‘‘We’re pleased with the CDR results, which reinforce our confidence in the F-35C’s design,” said Dan Crowley, Lockheed Martin executive vice president and F-35 program manager. ‘‘The review highlighted the program’s development progress and the 5th generation capabilities that the carrier variant will bring to the Navy.”
‘‘Completion of this design review is very significant milestone – the die is now fully cast for the unique, three-variant Joint Strike Fighter program envisioned when the planning began in the late 1990s,” said JSF Program Executive Officer Brig. Gen. C.R. Davis. ‘‘This is a momentous day never seen in another other acquisition program in history. The entire team should be proud of the work that got us here today.”
Terry Harrell, Lockheed Martin director of F-35 carrier variant development, added, ‘‘We met our objectives for detailed design and performance while removing more than 200 pounds from the aircraft in the past seven months – a significant accomplishment. Getting the design ready for this important milestone required tremendous teamwork among NAVAIR, the Joint Strike Fighter Program Office, the Air Force Materiel Command’s Aeronautical Systems Center and the entire JSF contractor team.”
The F-35C will be the Navy’s first stealth aircraft. It is designed to replace the F⁄A-18 Hornet and complement the newer F⁄A-18E⁄F Super Hornet. Though it shares its fundamental design with the F-35A (conventional takeoff and landing) and F-35B (short takeoff⁄vertical landing), the F-35C is specialized for the catapult launches and arrested recoveries on large aircraft carriers. It features 30 percent more wing area than the other two variants, larger tails and control surfaces, and wingtip ailerons – all contributing to the precise slow-speed handling characteristics required for carrier approaches. The F-35C’s internal structure is strengthened to withstand the punishment of repeated catapult launches and arrested recoveries on the carrier deck.

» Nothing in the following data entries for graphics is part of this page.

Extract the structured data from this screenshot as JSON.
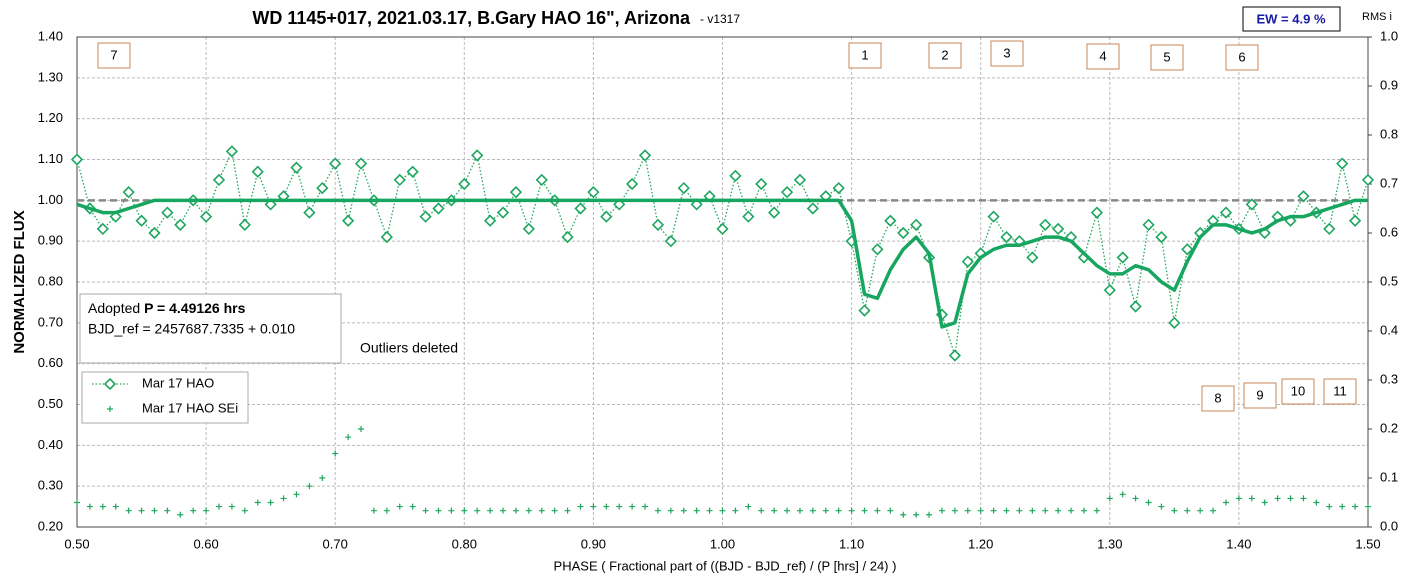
{
  "chart_data": {
    "type": "scatter",
    "title": "WD 1145+017, 2021.03.17, B.Gary HAO 16\", Arizona",
    "subtitle": "- v1317",
    "ew_label": "EW = 4.9 %",
    "y2_label": "RMS i",
    "ylabel": "NORMALIZED FLUX",
    "xlabel": "PHASE ( Fractional part of ((BJD - BJD_ref) / (P [hrs] / 24) )",
    "info_prefix": "Adopted ",
    "info_bold": "P = 4.49126 hrs",
    "info_line2": "BJD_ref = 2457687.7335 + 0.010",
    "note": "Outliers deleted",
    "event_labels": [
      "7",
      "1",
      "2",
      "3",
      "4",
      "5",
      "6",
      "8",
      "9",
      "10",
      "11"
    ],
    "reference_line": 1.0,
    "xlim": [
      0.5,
      1.5
    ],
    "xticks": [
      {
        "value": 0.5,
        "label": "0.50"
      },
      {
        "value": 0.6,
        "label": "0.60"
      },
      {
        "value": 0.7,
        "label": "0.70"
      },
      {
        "value": 0.8,
        "label": "0.80"
      },
      {
        "value": 0.9,
        "label": "0.90"
      },
      {
        "value": 1.0,
        "label": "1.00"
      },
      {
        "value": 1.1,
        "label": "1.10"
      },
      {
        "value": 1.2,
        "label": "1.20"
      },
      {
        "value": 1.3,
        "label": "1.30"
      },
      {
        "value": 1.4,
        "label": "1.40"
      },
      {
        "value": 1.5,
        "label": "1.50"
      }
    ],
    "ylim": [
      0.2,
      1.4
    ],
    "yticks": [
      {
        "value": 0.2,
        "label": "0.20"
      },
      {
        "value": 0.3,
        "label": "0.30"
      },
      {
        "value": 0.4,
        "label": "0.40"
      },
      {
        "value": 0.5,
        "label": "0.50"
      },
      {
        "value": 0.6,
        "label": "0.60"
      },
      {
        "value": 0.7,
        "label": "0.70"
      },
      {
        "value": 0.8,
        "label": "0.80"
      },
      {
        "value": 0.9,
        "label": "0.90"
      },
      {
        "value": 1.0,
        "label": "1.00"
      },
      {
        "value": 1.1,
        "label": "1.10"
      },
      {
        "value": 1.2,
        "label": "1.20"
      },
      {
        "value": 1.3,
        "label": "1.30"
      },
      {
        "value": 1.4,
        "label": "1.40"
      }
    ],
    "y2lim": [
      0,
      1
    ],
    "y2ticks": [
      {
        "value": 0,
        "label": "0.0"
      },
      0.1,
      0.2,
      0.3,
      0.4,
      0.5,
      0.6,
      0.7,
      0.8,
      0.9,
      {
        "value": 1,
        "label": "1.0"
      }
    ],
    "grid": true,
    "legend": "bottom-left",
    "x": [
      0.5,
      0.51,
      0.52,
      0.53,
      0.54,
      0.55,
      0.56,
      0.57,
      0.58,
      0.59,
      0.6,
      0.61,
      0.62,
      0.63,
      0.64,
      0.65,
      0.66,
      0.67,
      0.68,
      0.69,
      0.7,
      0.71,
      0.72,
      0.73,
      0.74,
      0.75,
      0.76,
      0.77,
      0.78,
      0.79,
      0.8,
      0.81,
      0.82,
      0.83,
      0.84,
      0.85,
      0.86,
      0.87,
      0.88,
      0.89,
      0.9,
      0.91,
      0.92,
      0.93,
      0.94,
      0.95,
      0.96,
      0.97,
      0.98,
      0.99,
      1.0,
      1.01,
      1.02,
      1.03,
      1.04,
      1.05,
      1.06,
      1.07,
      1.08,
      1.09,
      1.1,
      1.11,
      1.12,
      1.13,
      1.14,
      1.15,
      1.16,
      1.17,
      1.18,
      1.19,
      1.2,
      1.21,
      1.22,
      1.23,
      1.24,
      1.25,
      1.26,
      1.27,
      1.28,
      1.29,
      1.3,
      1.31,
      1.32,
      1.33,
      1.34,
      1.35,
      1.36,
      1.37,
      1.38,
      1.39,
      1.4,
      1.41,
      1.42,
      1.43,
      1.44,
      1.45,
      1.46,
      1.47,
      1.48,
      1.49,
      1.5
    ],
    "series": [
      {
        "name": "Mar 17 HAO",
        "color": "#1fa65f",
        "style": "diamond",
        "values": [
          1.1,
          0.98,
          0.93,
          0.96,
          1.02,
          0.95,
          0.92,
          0.97,
          0.94,
          1.0,
          0.96,
          1.05,
          1.12,
          0.94,
          1.07,
          0.99,
          1.01,
          1.08,
          0.97,
          1.03,
          1.09,
          0.95,
          1.09,
          1.0,
          0.91,
          1.05,
          1.07,
          0.96,
          0.98,
          1.0,
          1.04,
          1.11,
          0.95,
          0.97,
          1.02,
          0.93,
          1.05,
          1.0,
          0.91,
          0.98,
          1.02,
          0.96,
          0.99,
          1.04,
          1.11,
          0.94,
          0.9,
          1.03,
          0.99,
          1.01,
          0.93,
          1.06,
          0.96,
          1.04,
          0.97,
          1.02,
          1.05,
          0.98,
          1.01,
          1.03,
          0.9,
          0.73,
          0.88,
          0.95,
          0.92,
          0.94,
          0.86,
          0.72,
          0.62,
          0.85,
          0.87,
          0.96,
          0.91,
          0.9,
          0.86,
          0.94,
          0.93,
          0.91,
          0.86,
          0.97,
          0.78,
          0.86,
          0.74,
          0.94,
          0.91,
          0.7,
          0.88,
          0.92,
          0.95,
          0.97,
          0.93,
          0.99,
          0.92,
          0.96,
          0.95,
          1.01,
          0.97,
          0.93,
          1.09,
          0.95,
          1.05
        ]
      },
      {
        "name": "Mar 17 HAO SEi",
        "color": "#1fa65f",
        "style": "cross",
        "values": [
          0.26,
          0.25,
          0.25,
          0.25,
          0.24,
          0.24,
          0.24,
          0.24,
          0.23,
          0.24,
          0.24,
          0.25,
          0.25,
          0.24,
          0.26,
          0.26,
          0.27,
          0.28,
          0.3,
          0.32,
          0.38,
          0.42,
          0.44,
          0.24,
          0.24,
          0.25,
          0.25,
          0.24,
          0.24,
          0.24,
          0.24,
          0.24,
          0.24,
          0.24,
          0.24,
          0.24,
          0.24,
          0.24,
          0.24,
          0.25,
          0.25,
          0.25,
          0.25,
          0.25,
          0.25,
          0.24,
          0.24,
          0.24,
          0.24,
          0.24,
          0.24,
          0.24,
          0.25,
          0.24,
          0.24,
          0.24,
          0.24,
          0.24,
          0.24,
          0.24,
          0.24,
          0.24,
          0.24,
          0.24,
          0.23,
          0.23,
          0.23,
          0.24,
          0.24,
          0.24,
          0.24,
          0.24,
          0.24,
          0.24,
          0.24,
          0.24,
          0.24,
          0.24,
          0.24,
          0.24,
          0.27,
          0.28,
          0.27,
          0.26,
          0.25,
          0.24,
          0.24,
          0.24,
          0.24,
          0.26,
          0.27,
          0.27,
          0.26,
          0.27,
          0.27,
          0.27,
          0.26,
          0.25,
          0.25,
          0.25,
          0.25
        ]
      },
      {
        "color": "#17a660",
        "style": "fit",
        "values": [
          0.99,
          0.98,
          0.97,
          0.97,
          0.98,
          0.99,
          1.0,
          1.0,
          1.0,
          1.0,
          1.0,
          1.0,
          1.0,
          1.0,
          1.0,
          1.0,
          1.0,
          1.0,
          1.0,
          1.0,
          1.0,
          1.0,
          1.0,
          1.0,
          1.0,
          1.0,
          1.0,
          1.0,
          1.0,
          1.0,
          1.0,
          1.0,
          1.0,
          1.0,
          1.0,
          1.0,
          1.0,
          1.0,
          1.0,
          1.0,
          1.0,
          1.0,
          1.0,
          1.0,
          1.0,
          1.0,
          1.0,
          1.0,
          1.0,
          1.0,
          1.0,
          1.0,
          1.0,
          1.0,
          1.0,
          1.0,
          1.0,
          1.0,
          1.0,
          1.0,
          0.95,
          0.77,
          0.76,
          0.83,
          0.88,
          0.91,
          0.87,
          0.69,
          0.7,
          0.82,
          0.86,
          0.88,
          0.89,
          0.89,
          0.9,
          0.91,
          0.91,
          0.9,
          0.87,
          0.84,
          0.82,
          0.82,
          0.84,
          0.83,
          0.8,
          0.78,
          0.85,
          0.91,
          0.94,
          0.94,
          0.93,
          0.92,
          0.93,
          0.95,
          0.96,
          0.96,
          0.97,
          0.98,
          0.99,
          1.0,
          1.0
        ]
      }
    ]
  }
}
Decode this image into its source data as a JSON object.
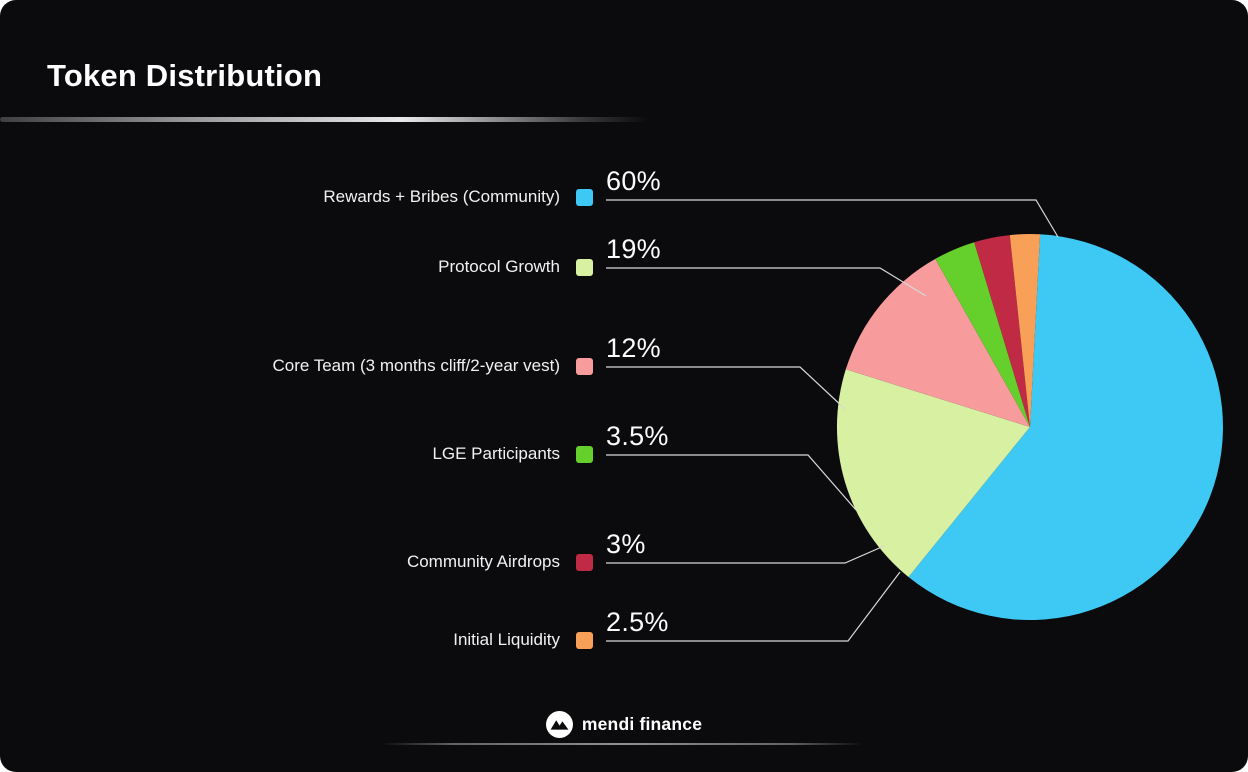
{
  "page": {
    "title": "Token Distribution",
    "footer_brand": "mendi finance"
  },
  "chart_data": {
    "type": "pie",
    "title": "Token Distribution",
    "start_angle_deg": 87,
    "direction": "clockwise",
    "total": 100,
    "legend_position": "left",
    "slices": [
      {
        "label": "Rewards + Bribes (Community)",
        "value": 60,
        "display": "60%",
        "color": "#3EC8F4"
      },
      {
        "label": "Protocol Growth",
        "value": 19,
        "display": "19%",
        "color": "#D7F0A2"
      },
      {
        "label": "Core Team (3 months cliff/2-year vest)",
        "value": 12,
        "display": "12%",
        "color": "#F89B9C"
      },
      {
        "label": "LGE Participants",
        "value": 3.5,
        "display": "3.5%",
        "color": "#65CF2B"
      },
      {
        "label": "Community Airdrops",
        "value": 3,
        "display": "3%",
        "color": "#C02A44"
      },
      {
        "label": "Initial Liquidity",
        "value": 2.5,
        "display": "2.5%",
        "color": "#F8A057"
      }
    ]
  }
}
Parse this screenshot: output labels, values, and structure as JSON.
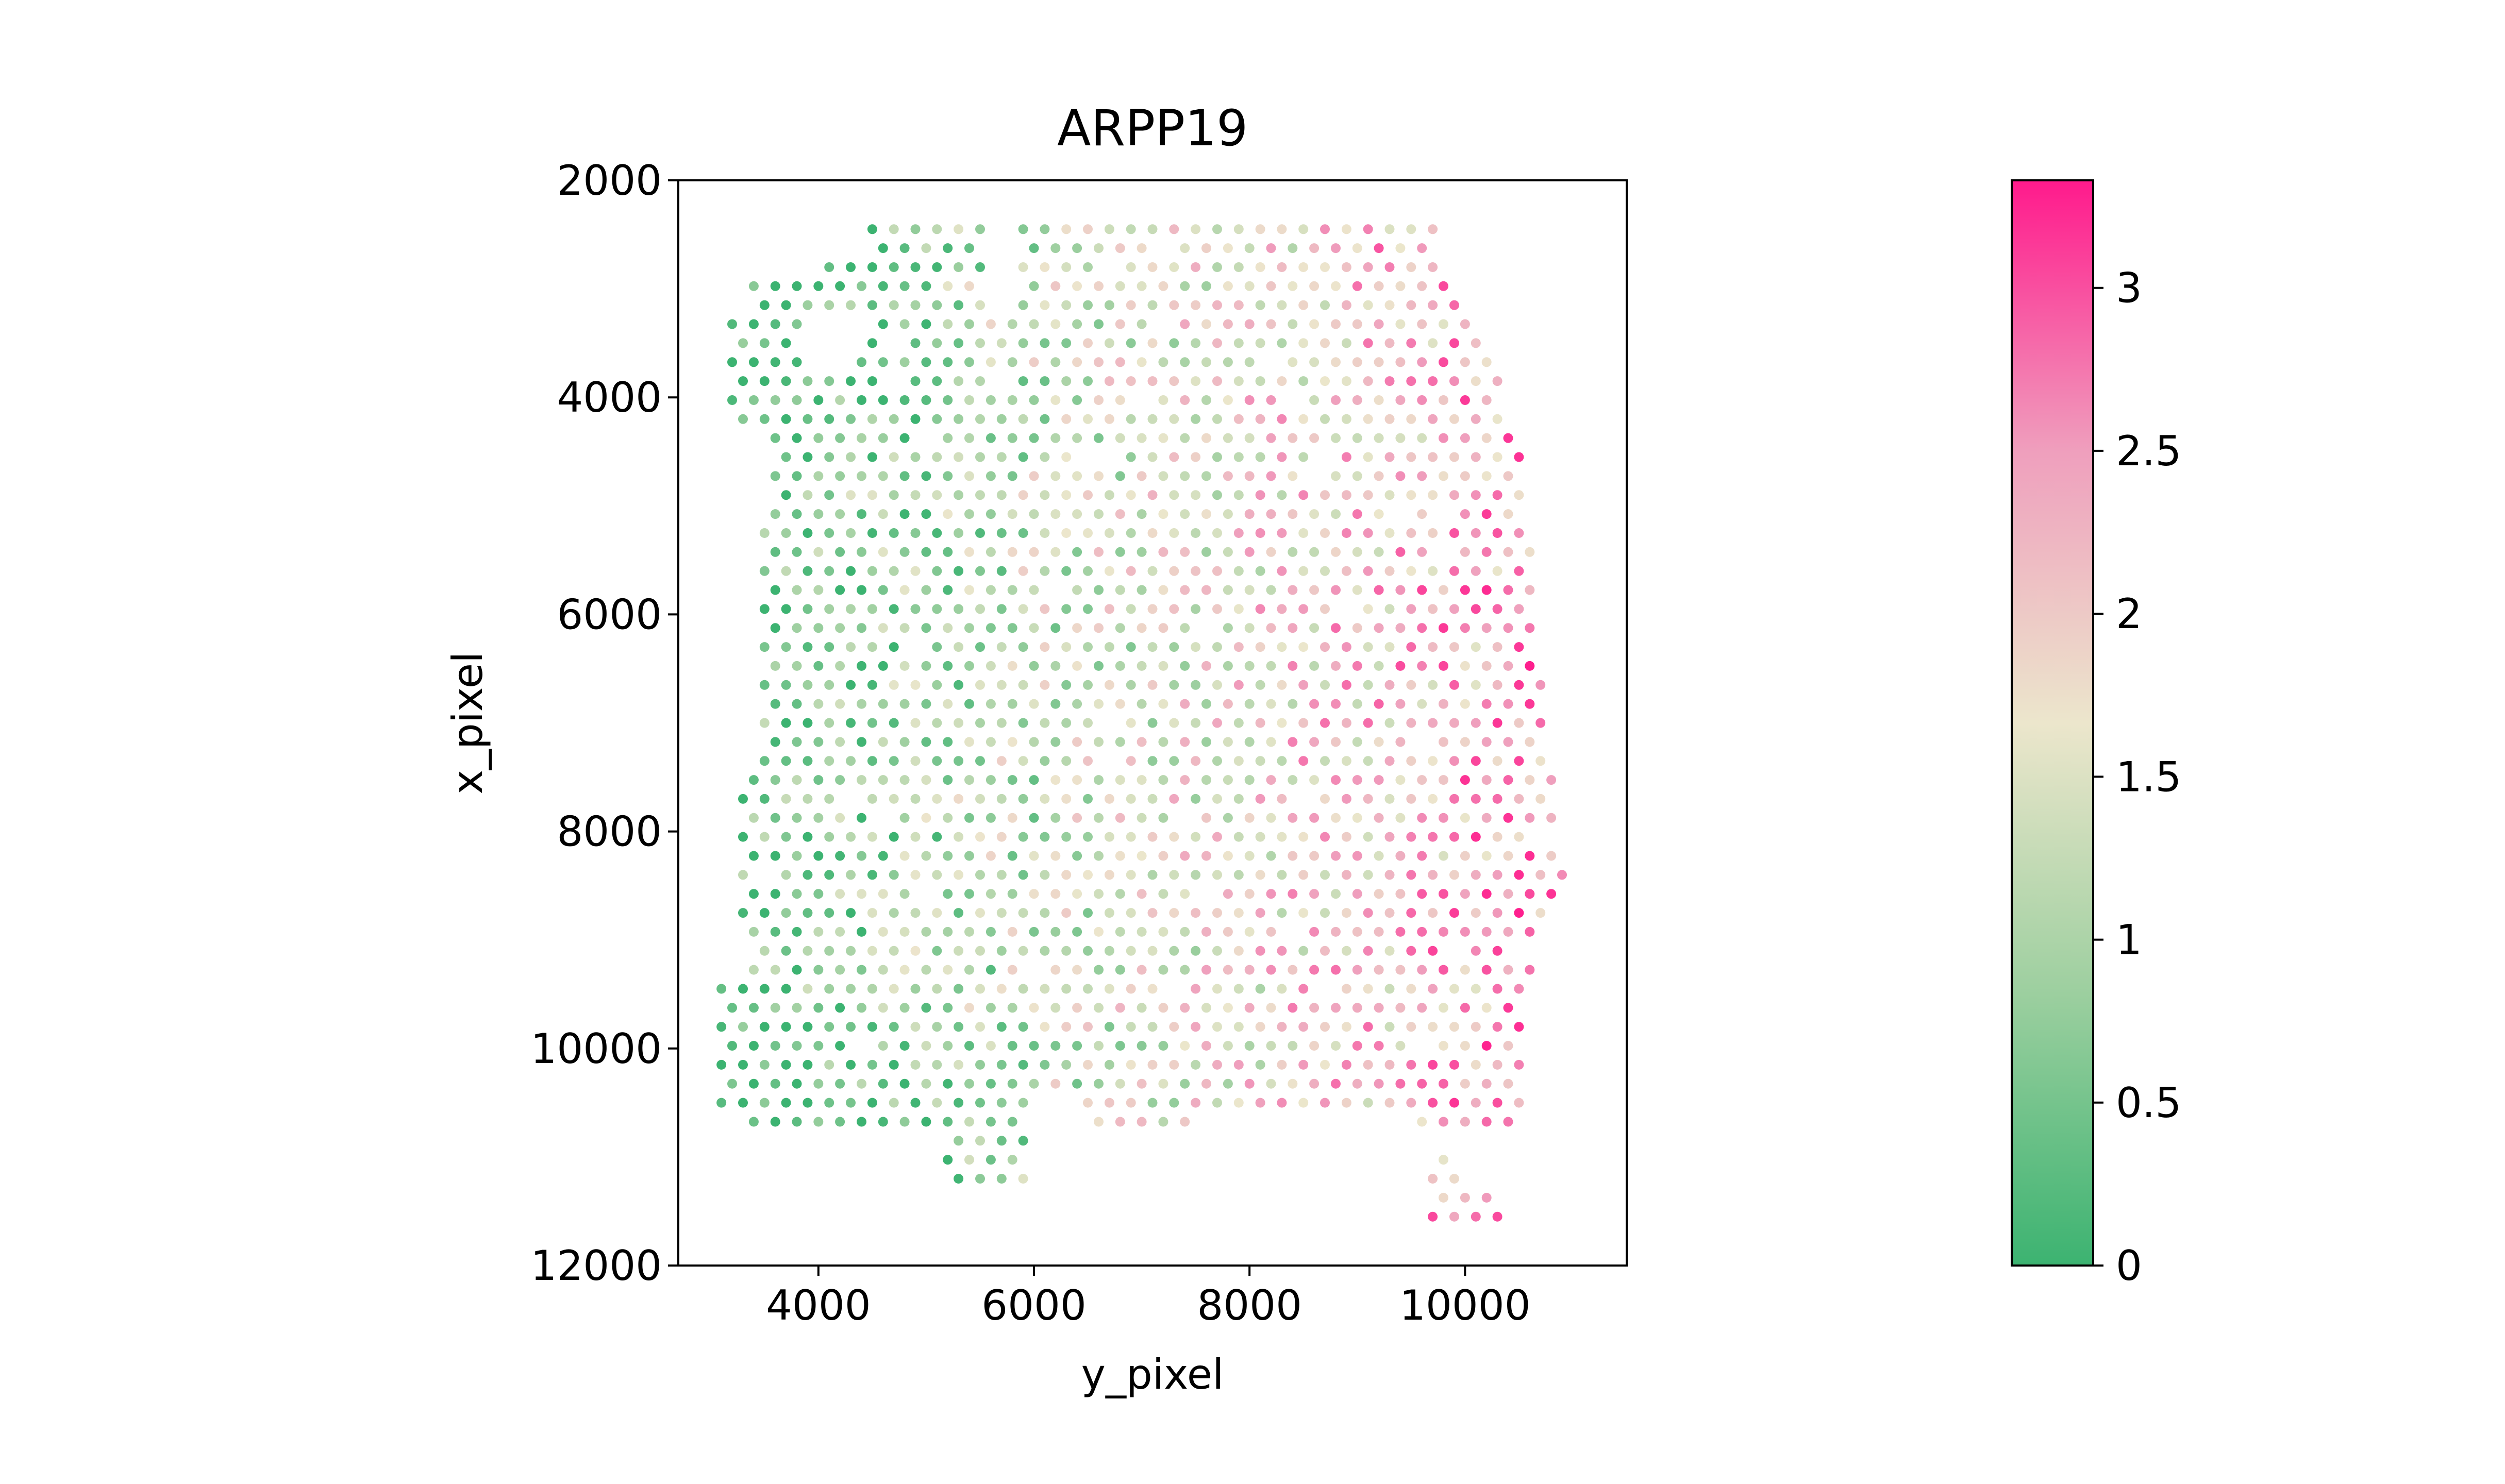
{
  "chart_data": {
    "type": "scatter",
    "title": "ARPP19",
    "xlabel": "y_pixel",
    "ylabel": "x_pixel",
    "xlim": [
      2700,
      11500
    ],
    "ylim": [
      12000,
      2000
    ],
    "y_inverted": true,
    "grid": false,
    "xticks": [
      4000,
      6000,
      8000,
      10000
    ],
    "xtick_labels": [
      "4000",
      "6000",
      "8000",
      "10000"
    ],
    "yticks": [
      2000,
      4000,
      6000,
      8000,
      10000,
      12000
    ],
    "ytick_labels": [
      "2000",
      "4000",
      "6000",
      "8000",
      "10000",
      "12000"
    ],
    "colorbar": {
      "min": 0,
      "max": 3.33,
      "ticks": [
        0,
        0.5,
        1,
        1.5,
        2,
        2.5,
        3
      ],
      "tick_labels": [
        "0",
        "0.5",
        "1",
        "1.5",
        "2",
        "2.5",
        "3"
      ],
      "colors": [
        "#3cb371",
        "#9ccf9f",
        "#ece6cc",
        "#ef9fbd",
        "#ff1a8c"
      ],
      "placement": "right"
    },
    "spot_grid": {
      "y_min": 3100,
      "y_max": 11050,
      "y_step": 200,
      "x_min": 2450,
      "x_max": 11600,
      "x_step": 175
    }
  }
}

Funding for the first two production-model Lightning IIs – both conventional takeoff and landing versions – is approved and fabrication for those aircraft has begun. The pair of F-35A aircraft are the first of 1,763 scheduled for delivery to the U.S. Air Force, beginning in 2010. The U.S. Marine Corps and Navy together are planning to operate 680 F-35Bs and F-35Cs, and the United Kingdom plans to place 138 F-35Bs into service with the Royal Air Force and Royal Navy. The remaining F-35 participant countries plan to acquire more than 700 aircraft.
The F-35 is a supersonic, multi-role, 5th generation stealth fighter designed to replace a wide range of existing aircraft, including AV-8B Harriers, A-10s, F-16s, F⁄A-18 Hornets and United Kingdom Harrier GR.7s and Sea Harriers.
Lockheed Martin is developing the F-35 Lightning II with its principal industrial partners, Northrop Grumman and BAE Systems. Two separate, interchangeable F-35 engines are under development: the Pratt & Whitney F135 and the GE Rolls-Royce Fighter Engine Team F136.